It was a pleasure to attend the premiere of Australia’s newest film, Blame.
The Australian film industry has been accused over many years of green lighting films that “no one wants to see”. It is noteworthy therefore that a greater batch of Aussie films in recent years demonstrate that a film’s potential audience is considered at the concept stage and not as an afterthought. Likewise, the limitations of budget were addressed by having a small cast at a fixed location allowing for minimisation of cost without compromising the entertainment of the story, similar in that regard to last year’s Van Diemans Land.
Blame is part of a recent canon of young adult thriller/horror genre films. MIFF alumni The Loved Ones and Acolytes come immediately to mind.
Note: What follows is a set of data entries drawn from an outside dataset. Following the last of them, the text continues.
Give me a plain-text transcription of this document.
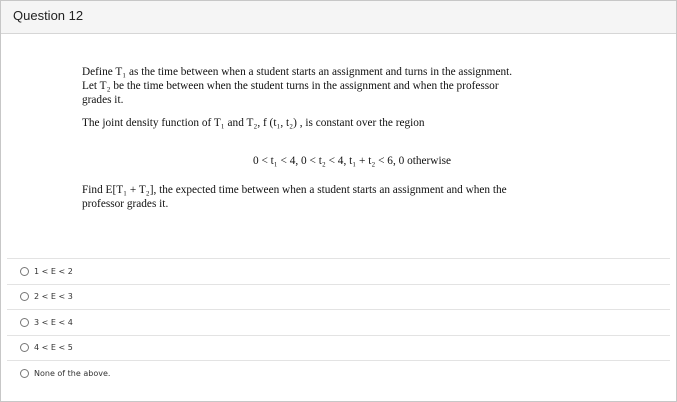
Question 12

Define T₁ as the time between when a student starts an assignment and turns in the assignment.
Let T₂ be the time between when the student turns in the assignment and when the professor
grades it.

The joint density function of T₁ and T₂, f (t₁, t₂) , is constant over the region

0 < t₁ < 4, 0 < t₂ < 4, t₁ + t₂ < 6, 0 otherwise

Find E[T₁ + T₂], the expected time between when a student starts an assignment and when the
professor grades it.

1 < E < 2
2 < E < 3
3 < E < 4
4 < E < 5
None of the above.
Five former students of music teacher Bernard (Damian de Montemas) visit him at his remote homestead to exact revenge. The students have come straight from the funeral of a class mate who had had a relationship with the teacher and they believe he is responsible for her death.
Their plan is a relatively simple one : force a draught of sleeping pills down his throat in an apparent suicide. The mistakes and errors in judgement begin to mount as the plot develops. Needless to say, their plan doesn’t develop as they anticipated and they are forced to counter obstacles as the plot unfolds.
The script is tight and moves the characters smoothly from one phase to the next. Writer/director Michael Henry spent nine years from idea to screen with the numerous script reviews evident in the quality of the screenplay.
The two female protagonists, Natalie (Sophie Lowe [Blessed]) and Cate (Kestie Morassi) are required to shift their characters points of view as the story unfolds and both convey their change of emotion competently.
The script also delivers the tension and rivalries that exist between the three male leads, Anthony (Ashley Zukerman), Nick (Simon Stone) and John (Mark Leonard Winter) but at no stage is the story held hostage to these male character’s egos. The conclusion too is noteworthy. It allows us to consider the burden of consequence the survivors must carry.
This is a fine effort from first time writer/director Henry. 4 out of 5.